No ano passado, a organização que luta pela separação da Grã-Bretanha havia dito que iria completar seu desarmamento em algumas semanas.
A nova declaração, porém, diz que os governos britânico e irlandês "esgotaram" a paciência do grupo.
"No momento, parece que os dois governos têm a intenção de mudar as bases do processo de paz.
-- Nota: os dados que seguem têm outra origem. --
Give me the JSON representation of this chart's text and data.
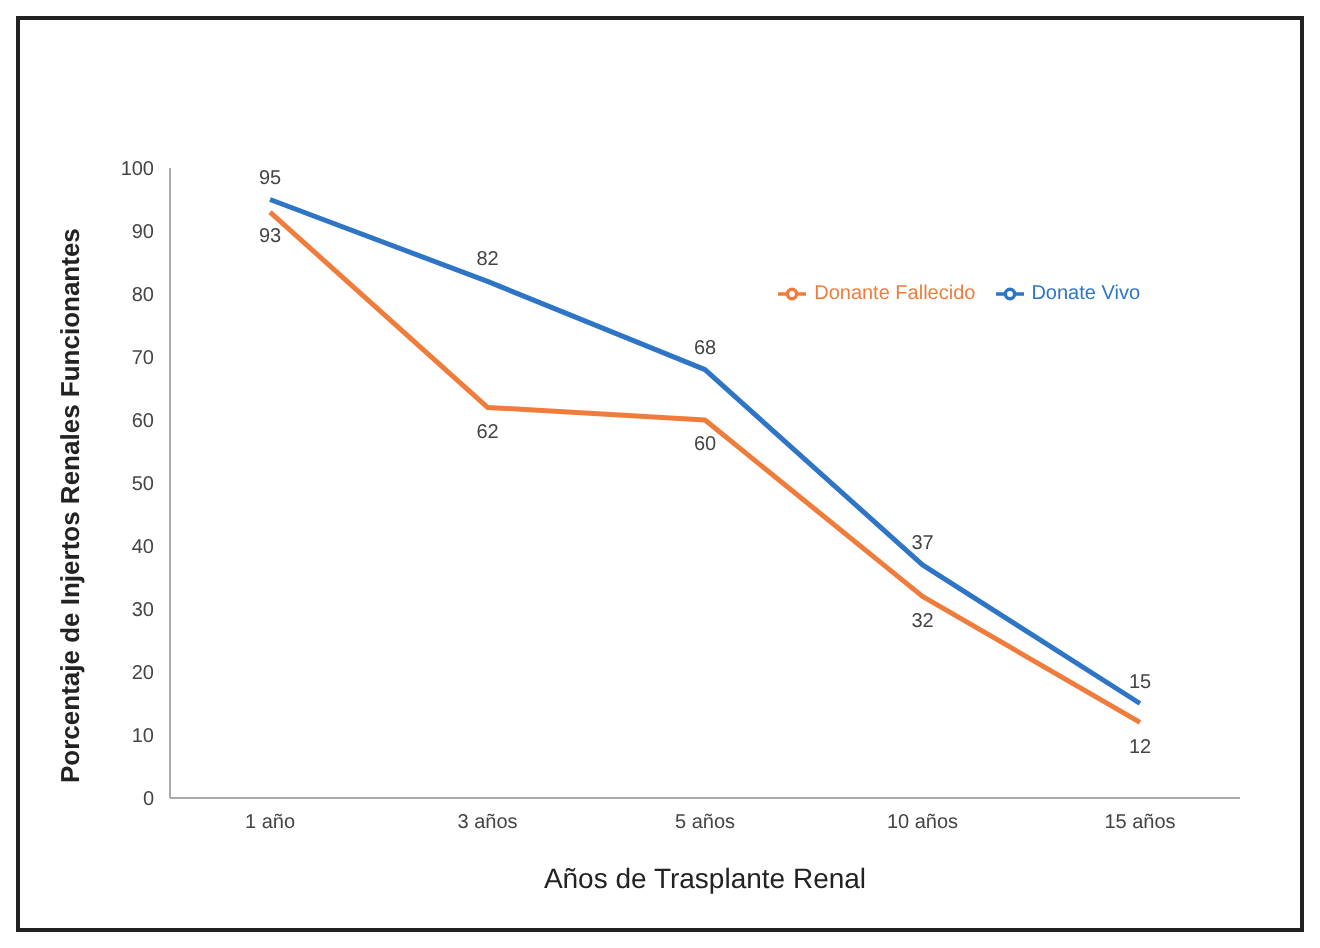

Eles alegam que 'o obstáculo agora para um acordo duradouro e contínuo é a atividade criminal e paramilitar do IRA'. Nós rejeitamos isso", diz a mensagem, divulgada pelo jornal An Phoblacht.
Roubo
"Nossas iniciativas têm sido criticadas, minimizadas e desprezadas por elementos pró-unionistas e anti-republicanos (favoráveis à permanência da Irlanda do Norte na Grã-Bretanha), incluindo o governo britânico."
Na terça-feira, o primeiro-ministro da Grã-Bretanha, Tony Blair, disse que a contínua atividade do IRA impedia um entendimento duradouro de paz na região britânica.
Blair fez a declaração depois de um encontro em Londres com o premiê irlandês, Bertie Ahern, para avaliar o futuro de processo de paz na Irlanda do Norte depois de um assalto a banco realizado em dezembro em Belfast.
No assalto, cerca de US$ 49,9 milhões foram levados de um banco, e houve suspeitas de que o IRA tivesse realizado o crime – algo que a organização já negou publicamente.
Em novembro, o IRA concordou em permitir que um representante protestante e um católico testemunhassem o seu processo de desarmamento – parte de uma série de medidas com o objetivo de restaurar um governo autônomo na Irlanda do Norte.
No entanto, o plano foi abandonado depois que o Partido Democrático Unionista (pró-união com a Grã-Bretanha) exigiu provas fotográficas do desarmamento – algo considerado impossível de se obter pelos republicanos.